My husband, Bill, and I have made the Lake & Park School a priority in our charitable contributions for several years. As parents, we have had to develop new giving priorities with respect to our role in the community of families. Two basic principles guide us in our response to many of the appeals that we receive:
- We support the people and the programs that are important to our children.
- We are lucky to have access to excellent schooling and extracurricular activities. We give with the desire to make those programs stronger and available to more children.
After reminding ourselves of these principles, we find it easy to identify programs that deserve our support because we benefit by our own involvement with them year after year.
These principles alone do not explain why Lake & Park is a priority to us. Certainly, the children spend more time there than in other activities and that is a consideration. Lake & Park has become a priority because the school stands out in our experience for the personalized attention that each child receives.
Children in the multi-age classrooms have individual strengths in markedly different areas. Lake & Park teachers work deliberately to create a culture of social inclusion. They respond to all of their students and draw them to a common purpose.
The process is not always easy. Our graduate, Delphine once said, “You better try to get along because you have to go back and see those people every day.” Although you may read some frustration in these words, they also show Delphine’s growing understanding of the practice of getting along.
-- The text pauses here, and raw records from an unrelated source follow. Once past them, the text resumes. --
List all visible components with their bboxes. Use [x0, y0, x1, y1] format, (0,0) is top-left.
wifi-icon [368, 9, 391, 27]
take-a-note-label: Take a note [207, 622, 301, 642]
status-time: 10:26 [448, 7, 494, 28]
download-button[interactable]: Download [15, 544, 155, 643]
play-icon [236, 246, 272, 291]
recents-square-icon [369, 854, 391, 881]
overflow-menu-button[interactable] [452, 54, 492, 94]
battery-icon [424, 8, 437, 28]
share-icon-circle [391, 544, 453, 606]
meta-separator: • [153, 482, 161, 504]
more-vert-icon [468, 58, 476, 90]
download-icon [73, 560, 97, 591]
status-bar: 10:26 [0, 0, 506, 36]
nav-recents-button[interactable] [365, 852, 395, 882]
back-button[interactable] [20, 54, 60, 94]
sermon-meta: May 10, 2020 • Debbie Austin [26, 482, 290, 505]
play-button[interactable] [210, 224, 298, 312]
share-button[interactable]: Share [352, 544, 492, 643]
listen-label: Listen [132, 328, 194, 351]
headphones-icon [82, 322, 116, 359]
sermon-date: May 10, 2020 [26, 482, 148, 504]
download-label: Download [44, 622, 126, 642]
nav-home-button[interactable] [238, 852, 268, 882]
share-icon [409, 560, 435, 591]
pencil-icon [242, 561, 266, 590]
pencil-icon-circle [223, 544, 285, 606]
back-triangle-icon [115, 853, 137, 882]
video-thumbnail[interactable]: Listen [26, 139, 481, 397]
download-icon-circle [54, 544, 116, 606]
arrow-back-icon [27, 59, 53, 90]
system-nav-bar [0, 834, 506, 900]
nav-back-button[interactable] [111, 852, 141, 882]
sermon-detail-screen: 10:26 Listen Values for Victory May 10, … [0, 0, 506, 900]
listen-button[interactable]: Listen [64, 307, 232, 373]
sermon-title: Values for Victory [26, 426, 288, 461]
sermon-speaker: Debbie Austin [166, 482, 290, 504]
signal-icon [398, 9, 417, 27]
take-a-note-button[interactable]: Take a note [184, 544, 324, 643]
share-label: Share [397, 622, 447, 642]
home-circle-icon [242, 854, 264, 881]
It isn’t a gift, or magic, or luck -- getting along requires some trying every day in anticipation of the next day. She and her entire class spent good years at Lake & Park learning how to cultivate long-term relationships.
Our current Lake & Park student, Ted, can be found at school running with the roiling swarm of 8-10 year old boys. Unlike Delphine, he had the good fortune to belong to a Lake & Park family when it came time for kindergarten. From day one, he adored Camille. To his great satisfaction, he logged hundreds of hours with the wooden blocks.
Halfway through that year, Ted had a medical setback that put him in intensive care for a week. He came back to school with new medication and a cloud of uncertainty hanging over him. We had no idea whether we were managing the problem well or if we might expect his body to continue to fail him.
Camille welcomed Ted back to school without fuss. She put his new emergency medication in a wallet on a string and wore it around her neck. Some weeks later she confided to me, “I don’t make anything of it, but I keep him close. That way I know how he is.”
Camille’s actions helped to turn my attention from worry to my responsibilities as a caregiver. I built a small kit with instructions and medications that I could carry in my purse and hand off to supervising adults. A clear envelope containing Ted’s Emergency Care Instructions and seven days’ medication is the second generation of Camille’s neck wallet.
Today, Ted has gone more than four years without incident. We are still monitoring. We still keep him close. We are grateful every day that Ted is known so well at school.
The long-term relationships that were such a benefit for Delphine’s social growth give us a feeling of security with Ted. His teachers know and attend to him as they do all their students. We don’t have to worry that he might go quiet and get lost in a corner one busy day. Everyone at Lake & Park is working, or trying to work, together toward a common cause.
Lake & Park has become a priority for us among all the organizations where we are involved because we have benefitted so much from the culture of the place. With our continued support for the Annual Fund, want to help ensure the stability of the organization and we want other families to benefit as we have.